5 Baccarat

Baccarat Table

5.1 Overview

Baccarat is often mentioned as a classy game (James Bond plays it in movies) and one where billionaire “whales” can win (or lose) millions of dollars in a single night. It also has one of the smallest house edges in the casino. According to Wikipedia it is played with 6-8 decks and follows a somewhat complicated set of rules for dealing cards to a “player” and a “banker”. Observers of the game bet on whether the “player” or “banker” will win. They also can bet on a “tie”.

According to Wikipedia, the typical payouts and house advantages for these scenarios (with a 8-deck shoe) are below:

Outcome Payout House Edge
Banker Wins 19-to-20 1.06%
Player Wins 1-to-1 1.24%
Tie 8-to-1 14.4%

5.2 Simulation

I wrote a Baccarat simulator in Java to confirm these numbers. The simulator played 1 billion hands of Baccarat following the classic “Punto Banco” rules as described on Wikipedia. This took about 4 minutes to run. The results were:

Winner Occurrences Percentage
Banker Wins 458,618,223 45.8618223%
Player Wins 446,309,890 44.6309890%
Tie 95,071,887 9.5071887%
Total 1,000,000,000 100.0000000%

To calculate the expected return and house advantage we need to include the payouts that result from the bets for each scenario. This is shown in the table below:

Outcome Return(B) Return(P) Return(T)
Banker Wins 1.95 0 0
Player Wins 0 2.00 0
Tie 1.00 1.00 9.00

Return(B) indicates the money you receive in each scenario if you bet on the banker winning. Similarly, Return(P) and Return(T) represent bets placed on the player and a tie.

When multiplying these returns by the probability of each scenario, the expected returns and house advantages for each bet are:

Bet Expected Return House Advantage
Banker 98.94% 1.06%
Player 98.77% 1.23%
Tie 85.56% 14.44%

These match the results from Wikipedia to within +/- .01%.

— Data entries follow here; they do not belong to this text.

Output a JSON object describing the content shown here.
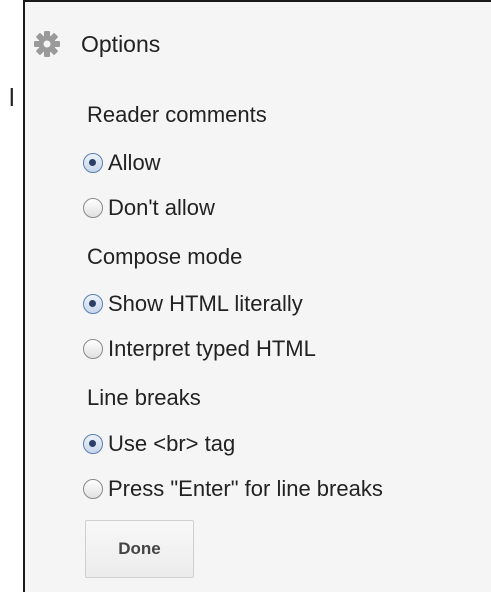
{
  "edge_text": "l",
  "panel": {
    "title": "Options",
    "icon": "gear-icon",
    "sections": [
      {
        "title": "Reader comments",
        "options": [
          {
            "label": "Allow",
            "checked": true
          },
          {
            "label": "Don't allow",
            "checked": false
          }
        ]
      },
      {
        "title": "Compose mode",
        "options": [
          {
            "label": "Show HTML literally",
            "checked": true
          },
          {
            "label": "Interpret typed HTML",
            "checked": false
          }
        ]
      },
      {
        "title": "Line breaks",
        "options": [
          {
            "label": "Use <br> tag",
            "checked": true
          },
          {
            "label": "Press \"Enter\" for line breaks",
            "checked": false
          }
        ]
      }
    ],
    "done_label": "Done"
  }
}
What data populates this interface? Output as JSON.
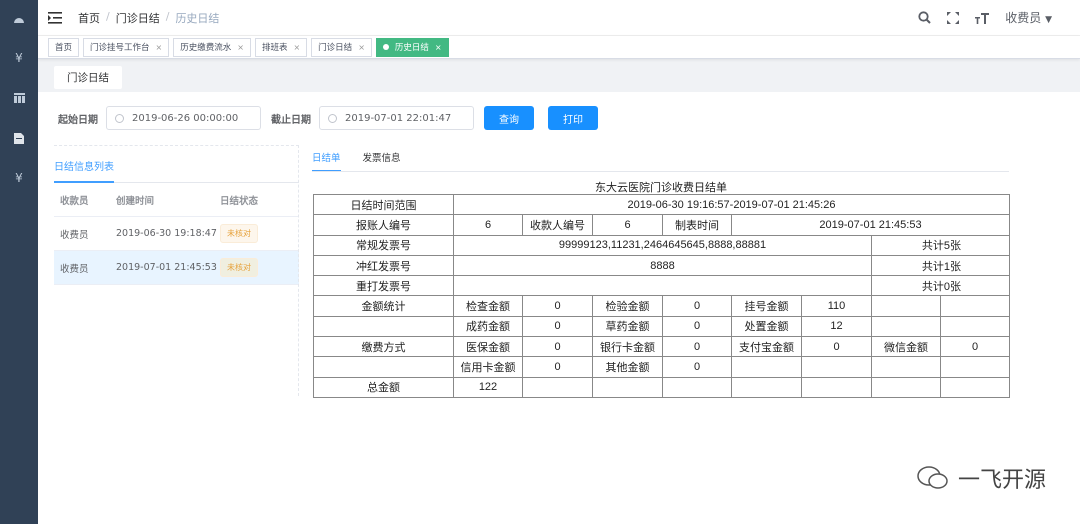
{
  "sidebar": {
    "items": [
      {
        "icon": "dashboard-icon"
      },
      {
        "icon": "yen-icon"
      },
      {
        "icon": "table-icon"
      },
      {
        "icon": "document-icon"
      },
      {
        "icon": "yen-icon"
      }
    ]
  },
  "header": {
    "breadcrumb": [
      "首页",
      "门诊日结",
      "历史日结"
    ],
    "user": "收费员"
  },
  "tags": [
    {
      "label": "首页",
      "closable": false
    },
    {
      "label": "门诊挂号工作台",
      "closable": true
    },
    {
      "label": "历史缴费流水",
      "closable": true
    },
    {
      "label": "排班表",
      "closable": true
    },
    {
      "label": "门诊日结",
      "closable": true
    },
    {
      "label": "历史日结",
      "closable": true,
      "active": true
    }
  ],
  "page_tab": "门诊日结",
  "filter": {
    "start_label": "起始日期",
    "start_value": "2019-06-26 00:00:00",
    "end_label": "截止日期",
    "end_value": "2019-07-01 22:01:47",
    "query": "查询",
    "print": "打印"
  },
  "list": {
    "title": "日结信息列表",
    "columns": [
      "收款员",
      "创建时间",
      "日结状态"
    ],
    "rows": [
      {
        "cashier": "收费员",
        "time": "2019-06-30 19:18:47",
        "status": "未核对"
      },
      {
        "cashier": "收费员",
        "time": "2019-07-01 21:45:53",
        "status": "未核对",
        "selected": true
      }
    ]
  },
  "right_tabs": [
    "日结单",
    "发票信息"
  ],
  "sheet": {
    "title": "东大云医院门诊收费日结单",
    "rows": [
      [
        [
          "日结时间范围",
          1
        ],
        [
          "2019-06-30 19:16:57-2019-07-01 21:45:26",
          8
        ]
      ],
      [
        [
          "报账人编号",
          1
        ],
        [
          "6",
          1
        ],
        [
          "收款人编号",
          1
        ],
        [
          "6",
          1
        ],
        [
          "制表时间",
          1
        ],
        [
          "2019-07-01 21:45:53",
          4
        ]
      ],
      [
        [
          "常规发票号",
          1
        ],
        [
          "99999123,11231,2464645645,8888,88881",
          6
        ],
        [
          "共计5张",
          2
        ]
      ],
      [
        [
          "冲红发票号",
          1
        ],
        [
          "8888",
          6
        ],
        [
          "共计1张",
          2
        ]
      ],
      [
        [
          "重打发票号",
          1
        ],
        [
          "",
          6
        ],
        [
          "共计0张",
          2
        ]
      ],
      [
        [
          "金额统计",
          1
        ],
        [
          "检查金额",
          1
        ],
        [
          "0",
          1
        ],
        [
          "检验金额",
          1
        ],
        [
          "0",
          1
        ],
        [
          "挂号金额",
          1
        ],
        [
          "110",
          1
        ],
        [
          "",
          1
        ],
        [
          "",
          1
        ]
      ],
      [
        [
          "",
          1
        ],
        [
          "成药金额",
          1
        ],
        [
          "0",
          1
        ],
        [
          "草药金额",
          1
        ],
        [
          "0",
          1
        ],
        [
          "处置金额",
          1
        ],
        [
          "12",
          1
        ],
        [
          "",
          1
        ],
        [
          "",
          1
        ]
      ],
      [
        [
          "缴费方式",
          1
        ],
        [
          "医保金额",
          1
        ],
        [
          "0",
          1
        ],
        [
          "银行卡金额",
          1
        ],
        [
          "0",
          1
        ],
        [
          "支付宝金额",
          1
        ],
        [
          "0",
          1
        ],
        [
          "微信金额",
          1
        ],
        [
          "0",
          1
        ]
      ],
      [
        [
          "",
          1
        ],
        [
          "信用卡金额",
          1
        ],
        [
          "0",
          1
        ],
        [
          "其他金额",
          1
        ],
        [
          "0",
          1
        ],
        [
          "",
          1
        ],
        [
          "",
          1
        ],
        [
          "",
          1
        ],
        [
          "",
          1
        ]
      ],
      [
        [
          "总金额",
          1
        ],
        [
          "122",
          1
        ],
        [
          "",
          1
        ],
        [
          "",
          1
        ],
        [
          "",
          1
        ],
        [
          "",
          1
        ],
        [
          "",
          1
        ],
        [
          "",
          1
        ],
        [
          "",
          1
        ]
      ]
    ]
  },
  "watermark": "一飞开源"
}
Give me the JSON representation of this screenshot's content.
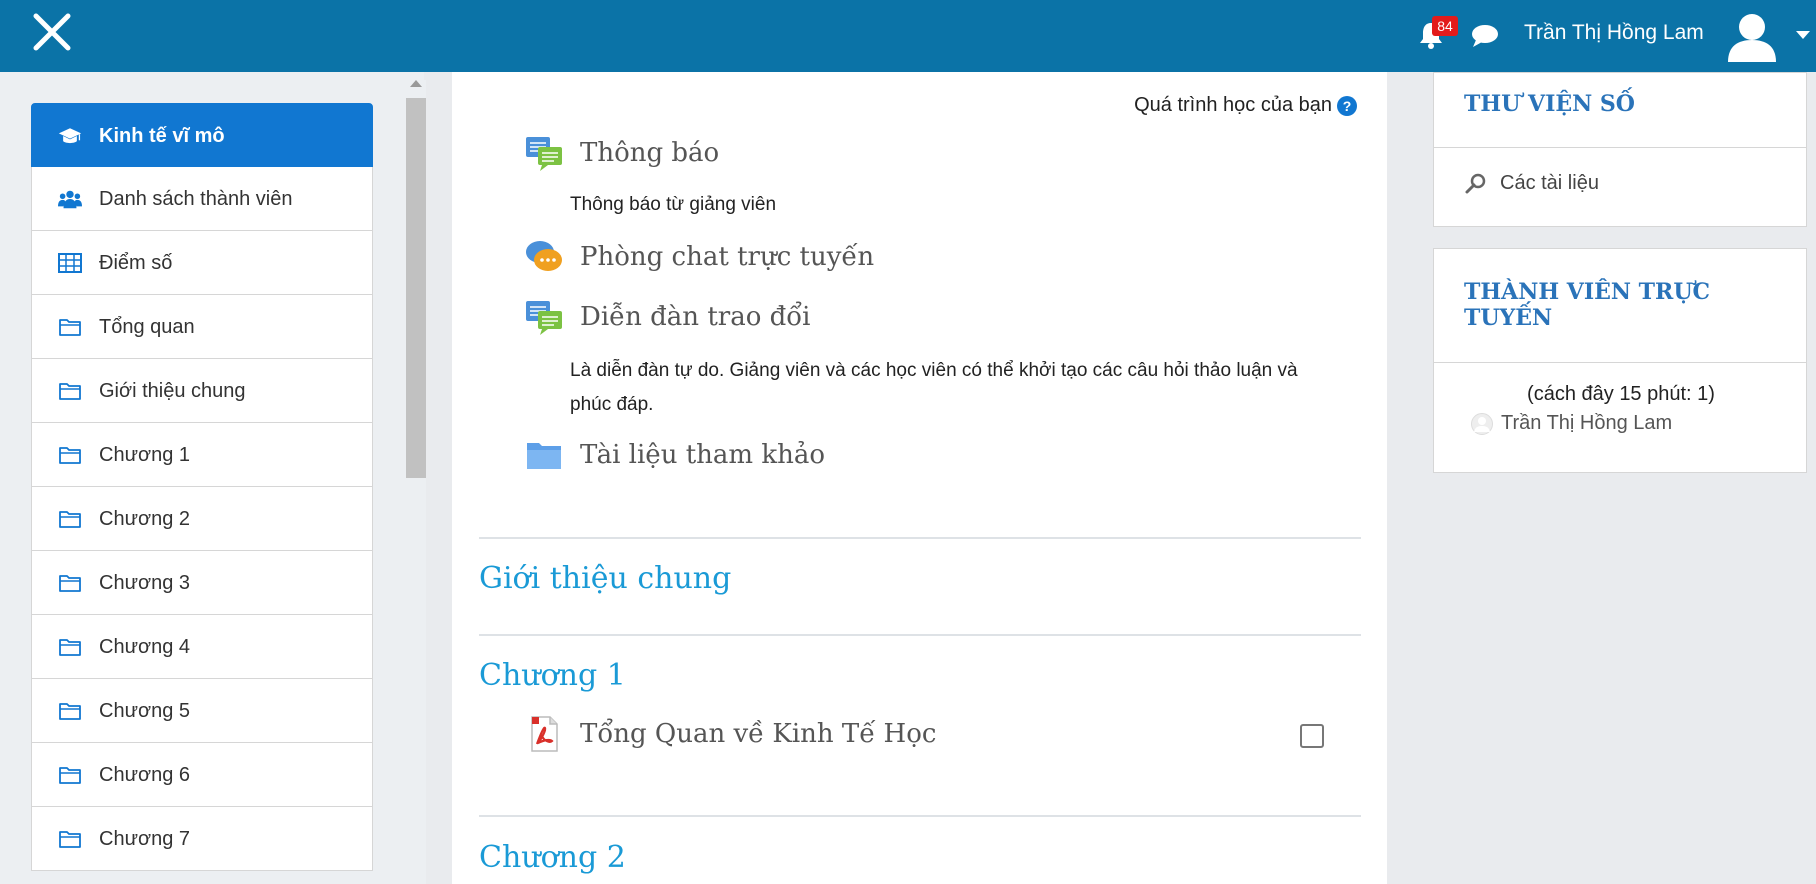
{
  "header": {
    "notification_count": "84",
    "user_name": "Trần Thị Hồng Lam",
    "brand_color": "#0b73a7"
  },
  "drawer": {
    "items": [
      {
        "label": "Kinh tế vĩ mô",
        "icon": "graduation-cap-icon",
        "active": true
      },
      {
        "label": "Danh sách thành viên",
        "icon": "users-icon"
      },
      {
        "label": "Điểm số",
        "icon": "table-icon"
      },
      {
        "label": "Tổng quan",
        "icon": "folder-icon"
      },
      {
        "label": "Giới thiệu chung",
        "icon": "folder-icon"
      },
      {
        "label": "Chương 1",
        "icon": "folder-icon"
      },
      {
        "label": "Chương 2",
        "icon": "folder-icon"
      },
      {
        "label": "Chương 3",
        "icon": "folder-icon"
      },
      {
        "label": "Chương 4",
        "icon": "folder-icon"
      },
      {
        "label": "Chương 5",
        "icon": "folder-icon"
      },
      {
        "label": "Chương 6",
        "icon": "folder-icon"
      },
      {
        "label": "Chương 7",
        "icon": "folder-icon"
      }
    ]
  },
  "main": {
    "progress_label": "Quá trình học của bạn",
    "activities": [
      {
        "name": "Thông báo",
        "icon": "forum-icon",
        "description": "Thông báo từ giảng viên"
      },
      {
        "name": "Phòng chat trực tuyến",
        "icon": "chat-room-icon"
      },
      {
        "name": "Diễn đàn trao đổi",
        "icon": "forum-icon",
        "description": "Là diễn đàn tự do. Giảng viên và các học viên có thể khởi tạo các câu hỏi thảo luận và phúc đáp."
      },
      {
        "name": "Tài liệu tham khảo",
        "icon": "folder-icon"
      }
    ],
    "sections": [
      {
        "title": "Giới thiệu chung"
      },
      {
        "title": "Chương 1",
        "activities": [
          {
            "name": "Tổng Quan về Kinh Tế Học",
            "icon": "pdf-icon",
            "completed": false
          }
        ]
      },
      {
        "title": "Chương 2"
      }
    ]
  },
  "blocks": {
    "library": {
      "title": "THƯ VIỆN SỐ",
      "link": "Các tài liệu"
    },
    "online_users": {
      "title": "THÀNH VIÊN TRỰC TUYẾN",
      "note": "(cách đây 15 phút: 1)",
      "users": [
        "Trần Thị Hồng Lam"
      ]
    }
  }
}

If we wanted to get fancy, we could calculate confidence intervals around our estimates. To do this, we make use of the fact that the Bernoulli distribution has a variance of “p(1-p)”. This means that when calculating p as an average of N observations we would expect a standard deviation of “p(1-p) / sqrt(N)” around our estimate of the mean. This allows us to create the following confidence intervals around our probabilities:

Outcome Estimate Stdev(Estimate) Min(Estimate) Max(Estimate)
Banker Wins 45.8618223% 0.00157571% 45.8570952% 45.8665494%
Player Wins 44.6309890% 0.001572% 44.6262730% 44.635705%
Tie 9.5071887% 0.000927541% 9.5044061% 9.5099713%

The Min and Max values of the estimate are calculated using 3 standard deviations. This means that we have a 99% chance of the true probability being somewhere between these two values.

We can use these min and max estimates to calculate the payouts. This time we get:

Bet Expected Return House Advantage
Banker 98.93 - 98.95% 1.05 - 1.07%
Player 98.76 - 98.78% 1.22 - 1.24%
Tie 85.54 - 85.59% 14.41 - 14.46%

1 billion hands are needed in order to get confidence intervals this small. It is pleasing to see that the exact values from Wikipedia fall into our confidence ranges.

5.3 Card Counting

Since Baccarat is played from a 6- or 8-deck shoe, you might naturally think there is an opportunity to count cards. The article below provides a great summary of several experts on this subject, each of them indicating that card counting is not practical in this game:

The reason for this is that - unlike Blackjack - there are not cards that clearly favor the player or the banker. There are also no choices made in the game (except for your bet size), meaning that you can’t use your knowledge of the deck to play the cards differently.

Ed Thorp does provide a card-counting strategy that can yield an advantage to bets made on the player in rare scenarios. A positive advantage of 0.329% occurs every 1,786 hands, which is far too rare to use to your advantage. John May (a baccarat author) developed a counting strategy for betting on a tie that he claims yields a 62% advantage in certain rare scenarios. However, these rare scenarios occur approximately once every 10,000 hands - again making it too rare to be useful. If a player played Baccarat 40 hours a week, this scenario would occur only once every three weeks.